I’ve completed two of the outstanding projects that I have left for work. At some point while we were on the phone my coworker asked me about bitcoin. We’ve talked about it many times before, but I don’t like working with him so we don’t really converse. Anyways I opened the firehose on him and told him what I’ve really been doing the past few months, as well as my retirement plans. He’s got bitcoin, but I don’t think he’s been staking through the bear market. I told him we could talk more about it later, but I doubt I’ll want to keep in touch with him in any capacity after I leave.
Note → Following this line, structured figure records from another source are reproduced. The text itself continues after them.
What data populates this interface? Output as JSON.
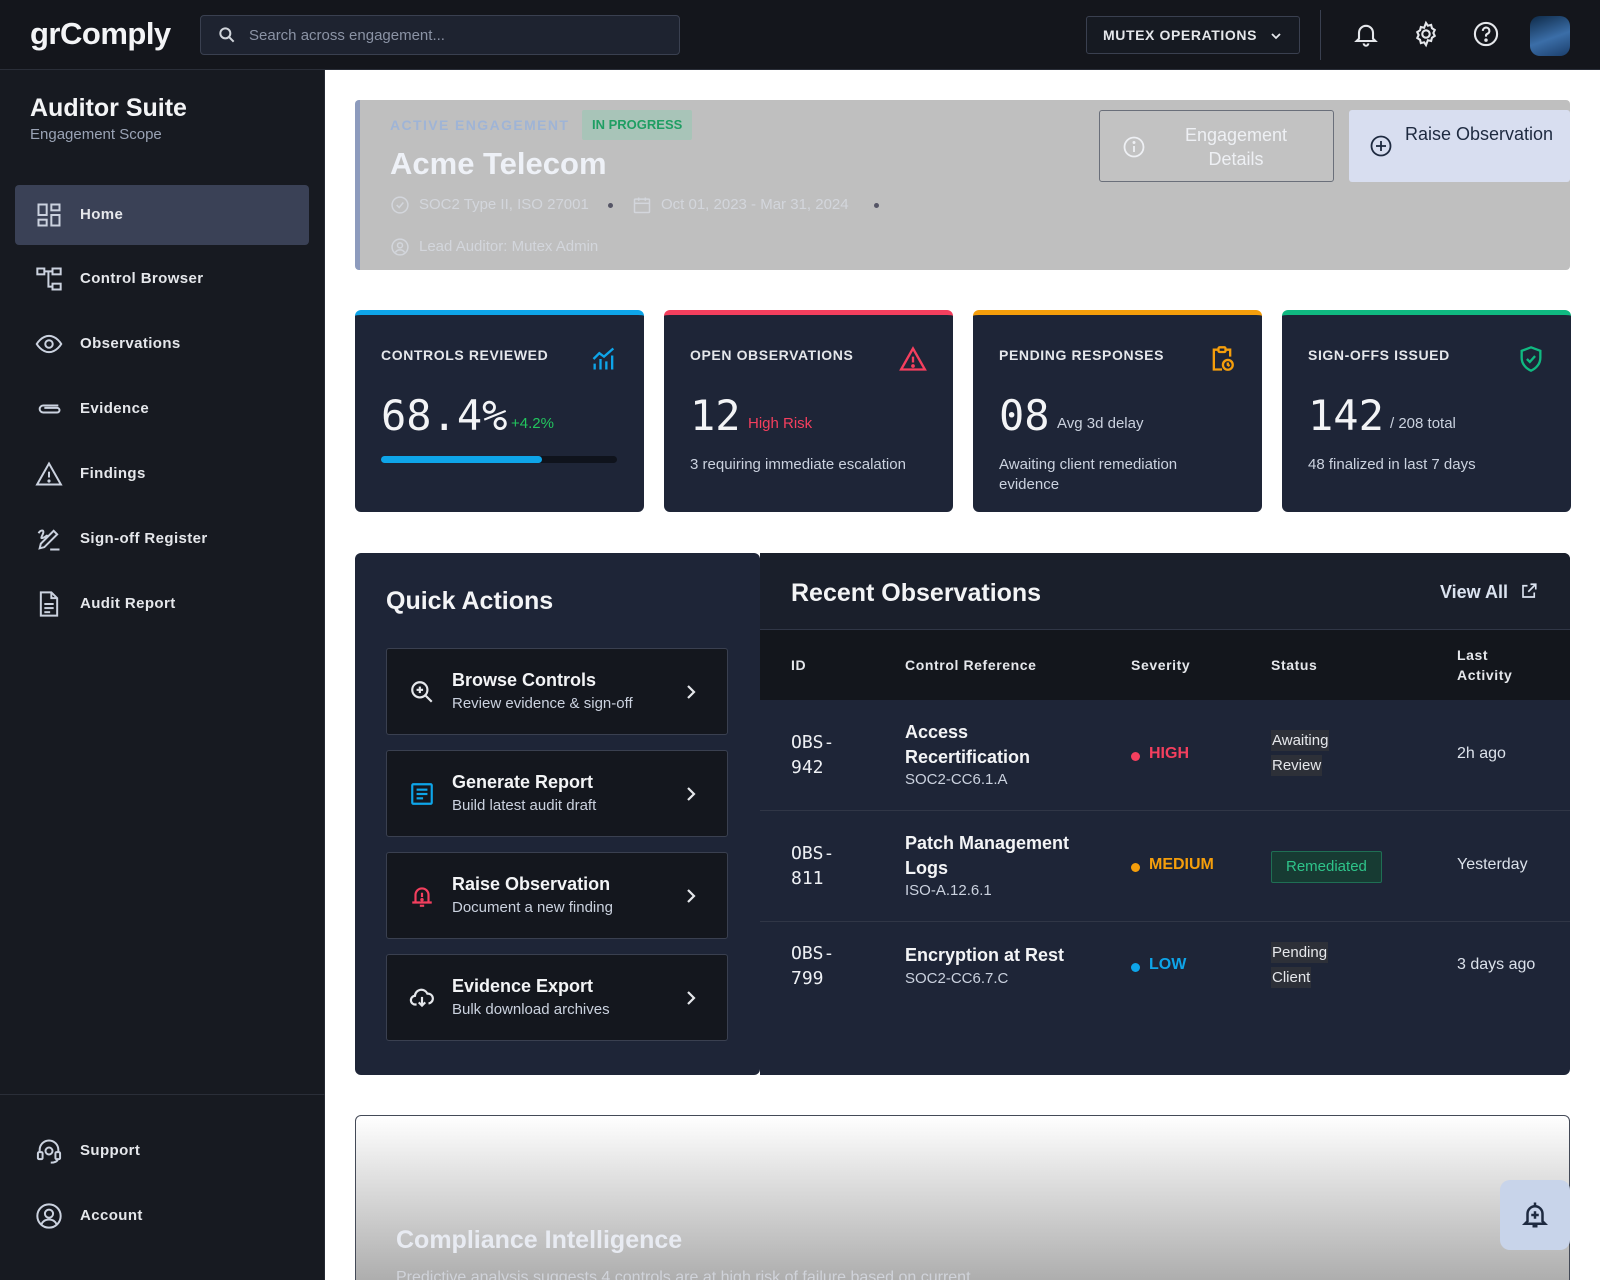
{
  "topbar": {
    "brand": "grComply",
    "search_placeholder": "Search across engagement...",
    "org_label": "MUTEX OPERATIONS",
    "icons": [
      "bell-icon",
      "gear-icon",
      "help-icon",
      "avatar"
    ]
  },
  "sidebar": {
    "title": "Auditor Suite",
    "subtitle": "Engagement Scope",
    "items": [
      {
        "label": "Home",
        "icon": "dashboard-icon",
        "active": true
      },
      {
        "label": "Control Browser",
        "icon": "hierarchy-icon"
      },
      {
        "label": "Observations",
        "icon": "eye-icon"
      },
      {
        "label": "Evidence",
        "icon": "paperclip-icon"
      },
      {
        "label": "Findings",
        "icon": "warning-icon"
      },
      {
        "label": "Sign-off Register",
        "icon": "signature-icon"
      },
      {
        "label": "Audit Report",
        "icon": "document-icon"
      }
    ],
    "bottom_items": [
      {
        "label": "Support",
        "icon": "headset-icon"
      },
      {
        "label": "Account",
        "icon": "user-circle-icon"
      }
    ]
  },
  "engagement": {
    "kicker": "ACTIVE ENGAGEMENT",
    "badge": "IN PROGRESS",
    "title": "Acme Telecom",
    "frameworks": "SOC2 Type II, ISO 27001",
    "period": "Oct 01, 2023 - Mar 31, 2024",
    "lead": "Lead Auditor: Mutex Admin",
    "details_button": "Engagement Details",
    "raise_button": "Raise Observation"
  },
  "stats": [
    {
      "title": "CONTROLS REVIEWED",
      "value": "68.4%",
      "tag": "+4.2%",
      "progress": 0.684,
      "accent": "#0ea5e9",
      "tag_color": "#22c55e",
      "icon": "chart-icon"
    },
    {
      "title": "OPEN OBSERVATIONS",
      "value": "12",
      "tag": "High Risk",
      "desc": "3 requiring immediate escalation",
      "accent": "#f43f5e",
      "tag_color": "#f43f5e",
      "icon": "alert-triangle-icon"
    },
    {
      "title": "PENDING RESPONSES",
      "value": "08",
      "tag": "Avg 3d delay",
      "desc": "Awaiting client remediation evidence",
      "accent": "#f59e0b",
      "tag_color": "#cbd2df",
      "icon": "clipboard-clock-icon"
    },
    {
      "title": "SIGN-OFFS ISSUED",
      "value": "142",
      "tag": "/ 208 total",
      "desc": "48 finalized in last 7 days",
      "accent": "#10b981",
      "tag_color": "#cbd2df",
      "icon": "shield-check-icon"
    }
  ],
  "quick_actions": {
    "title": "Quick Actions",
    "items": [
      {
        "title": "Browse Controls",
        "subtitle": "Review evidence & sign-off",
        "icon": "search-zoom-icon"
      },
      {
        "title": "Generate Report",
        "subtitle": "Build latest audit draft",
        "icon": "report-icon"
      },
      {
        "title": "Raise Observation",
        "subtitle": "Document a new finding",
        "icon": "alarm-icon"
      },
      {
        "title": "Evidence Export",
        "subtitle": "Bulk download archives",
        "icon": "cloud-download-icon"
      }
    ]
  },
  "recent": {
    "title": "Recent Observations",
    "view_all": "View All",
    "columns": [
      "ID",
      "Control Reference",
      "Severity",
      "Status",
      "Last Activity"
    ],
    "rows": [
      {
        "id": "OBS-942",
        "control": "Access Recertification",
        "ref": "SOC2-CC6.1.A",
        "severity": "HIGH",
        "sev_color": "#f43f5e",
        "status": "Awaiting Review",
        "last": "2h ago"
      },
      {
        "id": "OBS-811",
        "control": "Patch Management Logs",
        "ref": "ISO-A.12.6.1",
        "severity": "MEDIUM",
        "sev_color": "#f59e0b",
        "status": "Remediated",
        "last": "Yesterday"
      },
      {
        "id": "OBS-799",
        "control": "Encryption at Rest",
        "ref": "SOC2-CC6.7.C",
        "severity": "LOW",
        "sev_color": "#0ea5e9",
        "status": "Pending Client",
        "last": "3 days ago"
      }
    ]
  },
  "intelligence": {
    "title": "Compliance Intelligence",
    "text": "Predictive analysis suggests 4 controls are at high risk of failure based on current"
  }
}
With these projects nearing completion and my cash reserves more than half full, I can see the light at the end of the tunnel. I need to finish working on my retirement announcement this weekend and get it released before the end of the month so that there’s no turning back. I want to spend the second half of 2021 just working on my on project, helping out with other projects where I can, and basically be able to focus on managing the house and helping Elder get started with her self-directed education.
I sat down to work on my new coding project and decided to get my butt in TDD mode before I got any further with it. It’s amazing how much I’ve forgotten. Just trying to get pytest working took me a half hour it seemed, and I had problems working through things properly. I did manage to get it working, and started on the process of trying to properly mock out API calls to Alchemy so I don’t overuse my call allotment running tests. Even though I got my degree last year, I still don’t feel like much of a programmer. I’ve got one program I wrote that I use every day, my value averaging program that buys stocks in my IRA brokerage, but I haven’t touched the code in probably two years. It’s very fragile. I never completed the Ether Auction either, the smart contract code should be code complete but I got hung up on a front end library and never went any further.
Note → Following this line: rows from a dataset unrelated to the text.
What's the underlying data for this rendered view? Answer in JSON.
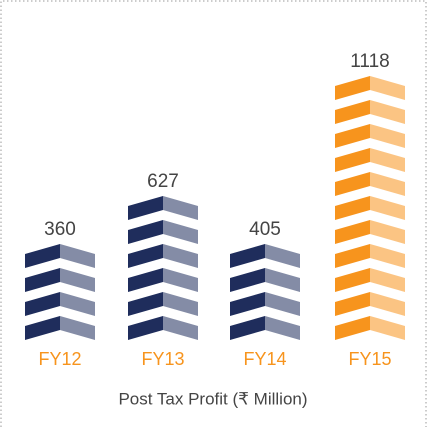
{
  "chart_data": {
    "type": "chevron-bar",
    "x_label": "Post Tax Profit (₹ Million)",
    "categories": [
      "FY12",
      "FY13",
      "FY14",
      "FY15"
    ],
    "values": [
      360,
      627,
      405,
      1118
    ],
    "colors": [
      "#1f2d5c",
      "#1f2d5c",
      "#1f2d5c",
      "#f7941d"
    ],
    "category_color": "#f7941d"
  }
}
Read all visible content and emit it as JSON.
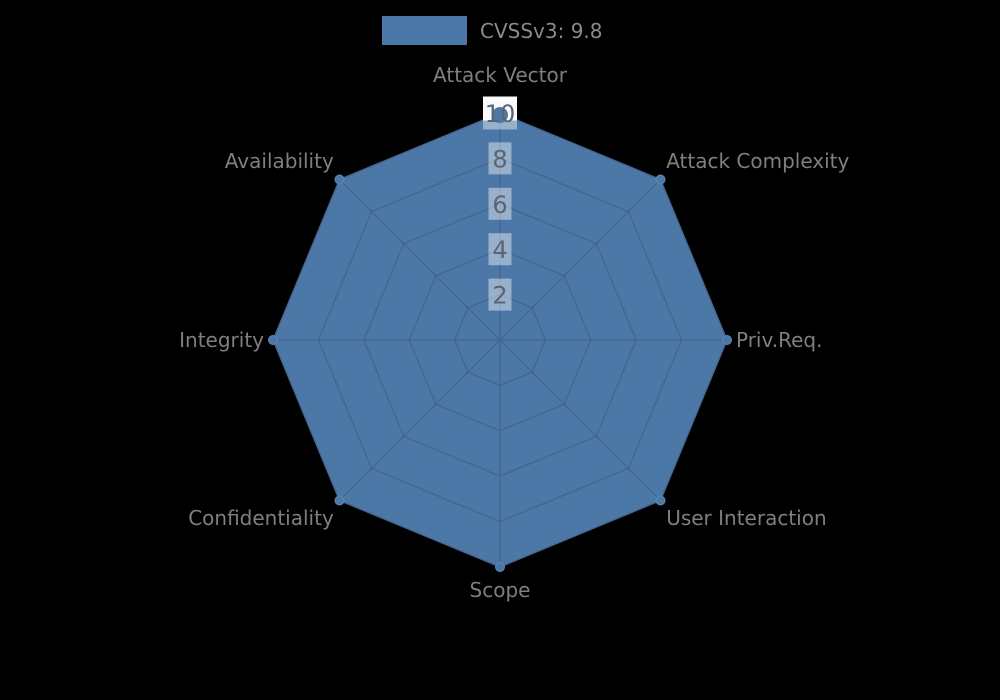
{
  "legend": {
    "label": "CVSSv3: 9.8",
    "position": "top-center"
  },
  "chart_data": {
    "type": "radar",
    "title": "",
    "categories": [
      "Attack Vector",
      "Attack Complexity",
      "Priv.Req.",
      "User Interaction",
      "Scope",
      "Confidentiality",
      "Integrity",
      "Availability"
    ],
    "series": [
      {
        "name": "CVSSv3: 9.8",
        "values": [
          10,
          10,
          10,
          10,
          10,
          10,
          10,
          10
        ]
      }
    ],
    "radial_ticks": [
      2,
      4,
      6,
      8,
      10
    ],
    "rmin": 0,
    "rmax": 10,
    "grid": true,
    "legend_position": "top-center",
    "colors": {
      "fill": "#4c78a8",
      "grid_line": "#47648c",
      "marker_edge": "#5d87b5",
      "background": "#000000",
      "axis_label": "#7f7f7f",
      "tick_label": "#5b6570",
      "tick_box": "rgba(255,255,255,0.42)",
      "tick_box_top": "#fafafa",
      "legend_text": "#8a8a8a"
    }
  }
}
I spend so much of my day staring at charts and checking things in spreadsheets that I just kind of ignored the programming part of things. I’ve never been as proficient at it as I’ve wanted, never able to build a complete program that I’ve been proud of and willing to release unto the wild, so to speak. It’s a craft, and I am not at the point that I am a very good coding craftsman. I’ll have to work on that.
Cutting myself loose from the MSP space is going to be a great change for me. I’ve got a lot to learn in DeFi and Ethereum, and all these other L1 and L2s that are coming out will ensure that I’ll be busy as hell for the foreseeable future. We just got to get through this bull run. It’s hard to work when you’re making money hand over foot. Maybe I’ll get used to it, or maybe it’s going to take a downturn and another extended bear cycle to get me properly motivated.
Maybe, but I’m hoping that I’ll be able to stay properly motivated working for myself this time.